The political campaign is where the money flows a little more freely. As a politician you can pay yourself to campaign an amount equal to the lesser of either the job you are running for or the job you quit to campaign. You can also use campaign money to improve your personal image by buying clothes and meals while going around and talking about yourself. The tour buses these guys ride in aren’t cheap either. That is when they aren’t flying on donated jet-time. And even that can be under scrutiny if the economy is bad. But, time and time again, it’s been proven that money makes campaigns succeed.
A politician’s post-political career depends on them having had at least a moderately successful political career. They need to win a few elections to land the choice jobs as lobbyists. Politicians do make good lobbyists. They understand how things work and know exactly what buttons to press to get other politicians to see things their way. And for a little while after leaving the public life, they are somewhat familiar with the people holding important offices.
Politicians’ salaries are fixed and finite. Lobbyists do not have a salary cap.
There is also no salary cap on book deals.

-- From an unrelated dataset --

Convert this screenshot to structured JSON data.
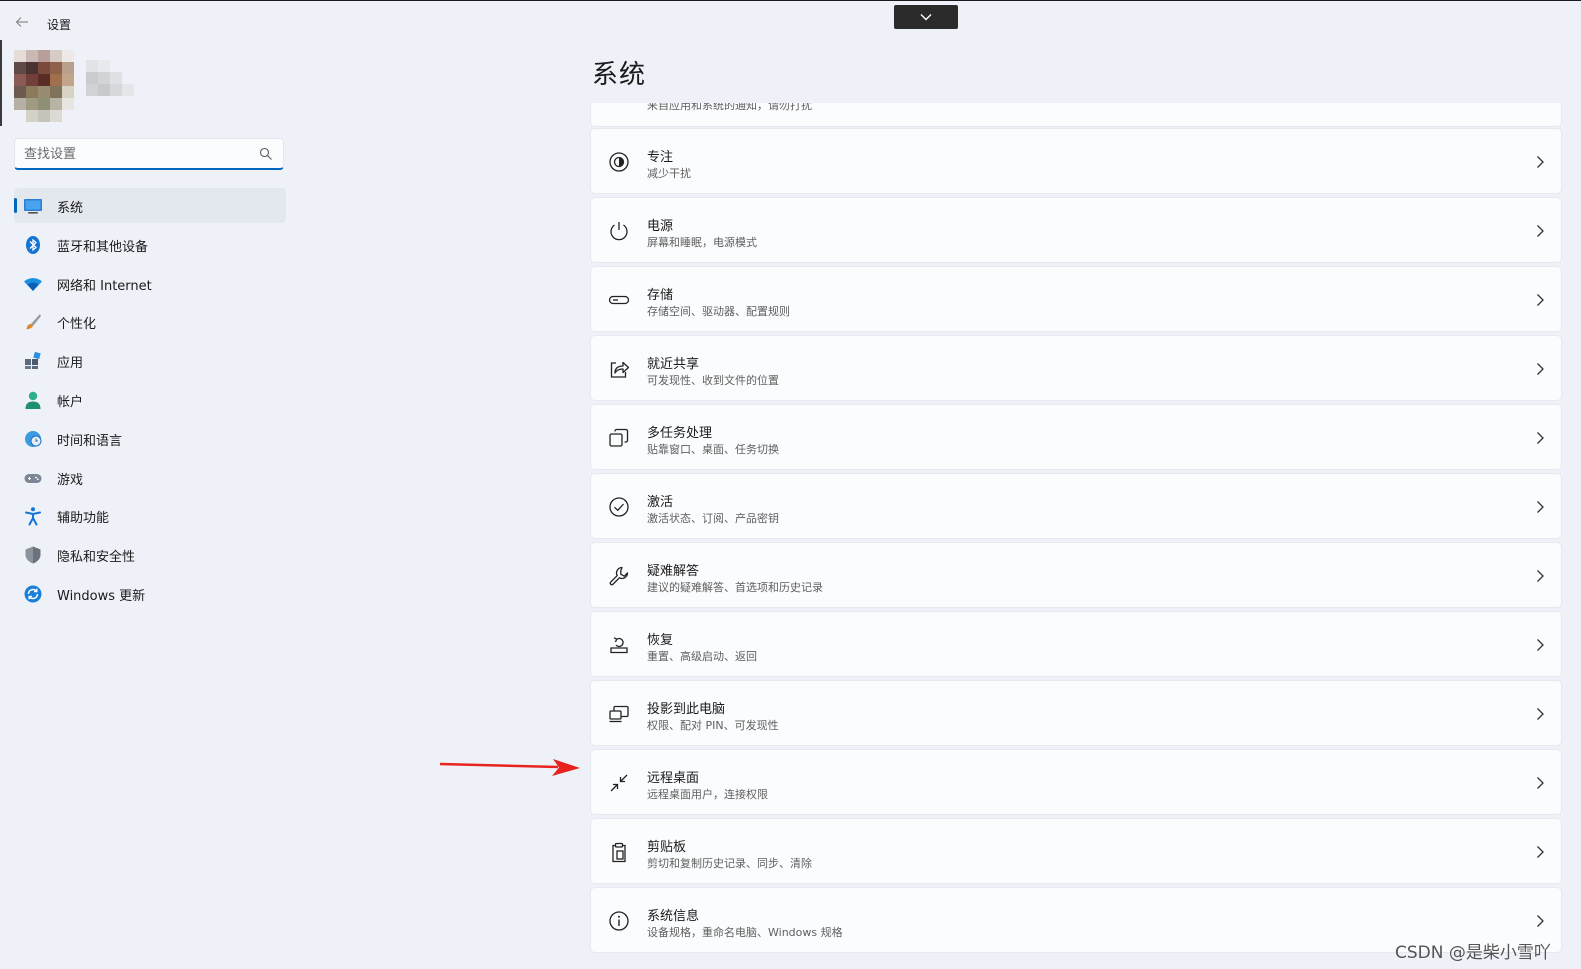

Don’t let this deter you from voting for the person who most closely represents your views. But never think for a second you are voting for an idealist. Politicians are not idealists. An Idealist would be sickened to learn just how much it is really money and power. Politicians are a brand, who find a niche in the market and fill it. Oh, this state doesn’t have a left leaning hypocrite on the ballot, that’s a niche that an aspiring politician will fill. That district needs a right leaning hypocrite – someone will fill that niche too. The niche provides the core voters. It’s then a race to sell the person to the people in the middle or to convince the people on the other side that the race is hopeless.
The human psyche is easily manipulated and there is a small but significant number of people that will vote for whomever they think will win. As a politician the perceived edge in the race is invaluable.
There are some very publicized issues that will never move forward politically. Lawmakers will propose laws to forward the issue, knowing it will either lose in the vote or get shot down in the courts. But they can be the hero to the cause for trying.
The issues do not matter. In the long run, there are two things that are certain. The country will move progressively. And it will do so by going two steps forward and one step back, then repeat.